The Wanderings of Vicram Maharajah

In the shop, Vicrema Maharajah Parrot lived for a long time, made much of by everybody, and was happy.

It was now two years since the Vicram Maharajah had left his kingdom. About six months before, Butti, in despair of his ever returning, said goodbye to his wife and set out to seek him. Up and down through many countries had he gone, searching for his master, but without success. As good fortune would have it, however, he chanced to enter the village where the merchant lived and overhead the villagers extolling the virtues of the famed parrot that lived in the merchant's shop. No sooner did he enter the shop and see the Parrot, than he recognized Vicram. The king also saw his friend and instantly flew onto his shoulder. The vizier caught him, put him in a cage where he would be safe, and took him home. The merchant was sorry to see him go but could not complain, for he had succeeded so handsomely with the parrot.

Now was a puzzling problem to be solved. Vicram Maharajah's soul was in the parrot's body and the carpenter's son's soul in the king's body. How could the carpenter's son's soul be expelled to make way for the king to return to his own body? The carpenter's son could not return to his own body, for that had perished long before.
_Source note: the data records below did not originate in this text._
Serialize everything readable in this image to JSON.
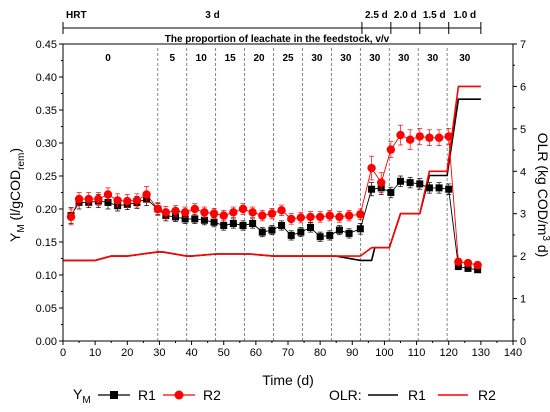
{
  "chart_data": {
    "type": "line",
    "xlabel": "Time (d)",
    "ylabel_left_main": "Y",
    "ylabel_left_sub": "M",
    "ylabel_left_unit": "(l/gCOD",
    "ylabel_left_unit_sub": "rem",
    "ylabel_left_close": ")",
    "ylabel_right": "OLR (kg COD/m",
    "ylabel_right_sup": "3",
    "ylabel_right_end": " d)",
    "xlim": [
      0,
      140
    ],
    "xticks": [
      0,
      10,
      20,
      30,
      40,
      50,
      60,
      70,
      80,
      90,
      100,
      110,
      120,
      130,
      140
    ],
    "ylim_left": [
      0.0,
      0.45
    ],
    "yticks_left": [
      "0.00",
      "0.05",
      "0.10",
      "0.15",
      "0.20",
      "0.25",
      "0.30",
      "0.35",
      "0.40",
      "0.45"
    ],
    "ylim_right": [
      0,
      7
    ],
    "yticks_right": [
      "0",
      "1",
      "2",
      "3",
      "4",
      "5",
      "6",
      "7"
    ],
    "hrt_label": "HRT",
    "hrt_segments": [
      {
        "label": "3 d",
        "from": 0,
        "to": 93
      },
      {
        "label": "2.5 d",
        "from": 93,
        "to": 102
      },
      {
        "label": "2.0 d",
        "from": 102,
        "to": 111
      },
      {
        "label": "1.5 d",
        "from": 111,
        "to": 120
      },
      {
        "label": "1.0 d",
        "from": 120,
        "to": 130
      }
    ],
    "leachate_title": "The proportion of leachate in the feedstock, v/v",
    "leachate_boundaries": [
      29.5,
      38.5,
      47.5,
      56.5,
      65.5,
      74.5,
      83.5,
      92.5,
      101.5,
      110.5,
      119.5
    ],
    "leachate_segments": [
      {
        "label": "0",
        "x": 14
      },
      {
        "label": "5",
        "x": 34
      },
      {
        "label": "10",
        "x": 43
      },
      {
        "label": "15",
        "x": 52
      },
      {
        "label": "20",
        "x": 61
      },
      {
        "label": "25",
        "x": 70
      },
      {
        "label": "30",
        "x": 79
      },
      {
        "label": "30",
        "x": 88
      },
      {
        "label": "30",
        "x": 97
      },
      {
        "label": "30",
        "x": 106
      },
      {
        "label": "30",
        "x": 115
      },
      {
        "label": "30",
        "x": 125
      }
    ],
    "ym_series": [
      {
        "name": "R1",
        "color": "#000000",
        "marker": "square",
        "x": [
          2.5,
          5,
          8,
          11,
          14,
          17,
          20,
          23,
          26,
          29.5,
          32,
          35,
          38,
          41,
          44,
          47,
          50,
          53,
          56,
          59,
          62,
          65,
          68,
          71,
          74,
          77,
          80,
          83,
          86,
          89,
          92.5,
          96,
          99,
          102,
          105,
          108,
          111,
          114,
          117,
          120,
          123,
          126,
          129
        ],
        "y": [
          0.19,
          0.21,
          0.21,
          0.212,
          0.21,
          0.205,
          0.207,
          0.21,
          0.215,
          0.2,
          0.19,
          0.188,
          0.185,
          0.185,
          0.183,
          0.18,
          0.175,
          0.178,
          0.175,
          0.178,
          0.165,
          0.168,
          0.175,
          0.16,
          0.165,
          0.172,
          0.158,
          0.16,
          0.168,
          0.163,
          0.17,
          0.23,
          0.232,
          0.225,
          0.242,
          0.24,
          0.238,
          0.232,
          0.232,
          0.23,
          0.113,
          0.11,
          0.108
        ],
        "err": [
          0.012,
          0.01,
          0.008,
          0.01,
          0.01,
          0.008,
          0.008,
          0.009,
          0.01,
          0.008,
          0.008,
          0.007,
          0.007,
          0.007,
          0.007,
          0.007,
          0.007,
          0.007,
          0.007,
          0.007,
          0.007,
          0.007,
          0.007,
          0.007,
          0.007,
          0.007,
          0.007,
          0.007,
          0.007,
          0.007,
          0.008,
          0.01,
          0.01,
          0.008,
          0.008,
          0.008,
          0.008,
          0.008,
          0.008,
          0.008,
          0.005,
          0.004,
          0.004
        ]
      },
      {
        "name": "R2",
        "color": "#ff0000",
        "marker": "circle",
        "x": [
          2.5,
          5,
          8,
          11,
          14,
          17,
          20,
          23,
          26,
          29.5,
          32,
          35,
          38,
          41,
          44,
          47,
          50,
          53,
          56,
          59,
          62,
          65,
          68,
          71,
          74,
          77,
          80,
          83,
          86,
          89,
          92.5,
          96,
          99,
          102,
          105,
          108,
          111,
          114,
          117,
          120,
          123,
          126,
          129
        ],
        "y": [
          0.188,
          0.215,
          0.215,
          0.215,
          0.222,
          0.213,
          0.212,
          0.213,
          0.222,
          0.2,
          0.195,
          0.197,
          0.195,
          0.2,
          0.195,
          0.193,
          0.19,
          0.195,
          0.2,
          0.195,
          0.19,
          0.193,
          0.198,
          0.185,
          0.187,
          0.188,
          0.188,
          0.19,
          0.188,
          0.19,
          0.192,
          0.262,
          0.24,
          0.29,
          0.312,
          0.305,
          0.31,
          0.308,
          0.308,
          0.31,
          0.12,
          0.118,
          0.115
        ],
        "err": [
          0.012,
          0.01,
          0.01,
          0.01,
          0.01,
          0.01,
          0.01,
          0.01,
          0.012,
          0.01,
          0.009,
          0.008,
          0.008,
          0.008,
          0.008,
          0.008,
          0.008,
          0.008,
          0.008,
          0.008,
          0.008,
          0.008,
          0.008,
          0.008,
          0.008,
          0.008,
          0.008,
          0.008,
          0.008,
          0.008,
          0.008,
          0.018,
          0.015,
          0.012,
          0.015,
          0.015,
          0.012,
          0.012,
          0.012,
          0.012,
          0.005,
          0.004,
          0.004
        ]
      }
    ],
    "olr_series": [
      {
        "name": "R1",
        "color": "#000000",
        "x": [
          0,
          10,
          15,
          20,
          29.5,
          31,
          38.5,
          40,
          47.5,
          49,
          56.5,
          58,
          65.5,
          67,
          74.5,
          76,
          83.5,
          85,
          92.5,
          96,
          97,
          100,
          101.5,
          105,
          111,
          114,
          119.5,
          123,
          130
        ],
        "y": [
          1.9,
          1.9,
          2.0,
          2.0,
          2.1,
          2.1,
          2.0,
          2.0,
          2.05,
          2.05,
          2.05,
          2.05,
          2.0,
          2.0,
          2.0,
          2.0,
          2.0,
          2.0,
          1.9,
          1.9,
          2.2,
          2.2,
          2.2,
          3.0,
          3.0,
          3.9,
          3.9,
          5.7,
          5.7
        ]
      },
      {
        "name": "R2",
        "color": "#ff0000",
        "x": [
          0,
          10,
          15,
          20,
          29.5,
          31,
          38.5,
          40,
          47.5,
          49,
          56.5,
          58,
          65.5,
          67,
          74.5,
          76,
          83.5,
          85,
          92.5,
          96,
          97,
          100,
          101.5,
          105,
          111,
          114,
          119.5,
          123,
          130
        ],
        "y": [
          1.9,
          1.9,
          2.0,
          2.0,
          2.1,
          2.1,
          2.0,
          2.0,
          2.05,
          2.05,
          2.05,
          2.05,
          2.0,
          2.0,
          2.0,
          2.0,
          2.0,
          2.0,
          2.0,
          2.2,
          2.2,
          2.2,
          2.2,
          3.0,
          3.0,
          4.0,
          4.0,
          6.0,
          6.0
        ]
      }
    ],
    "legend": {
      "ym_label_main": "Y",
      "ym_label_sub": "M",
      "olr_label": "OLR:",
      "r1": "R1",
      "r2": "R2"
    }
  }
}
It happened that the pretend Maharajah and Butti each had a fighting ram. One day the vizier suggested to the pretend Maharajah, "Let us set our rams to fight today, and try the strength of yours against mine."

"Agreed," answered the pretend king, who was glad to at be addressed in a pleasant manner, and the two of them set their rams to fight. But there was much difference in the two rams; for when Butti's ram was but a lamb, and his horns were growing, Butti had tied him to a lime tree and his horns had got very strong indeed by constantly rubbing against its tender stem, and butting against it. But the carpenter's son had tied his ram, when a lamb, to a young teak tree - the trunk of which was so stout and strong that the little creature, butting against it, could make no impression on it but only damaged and loosened his own horns.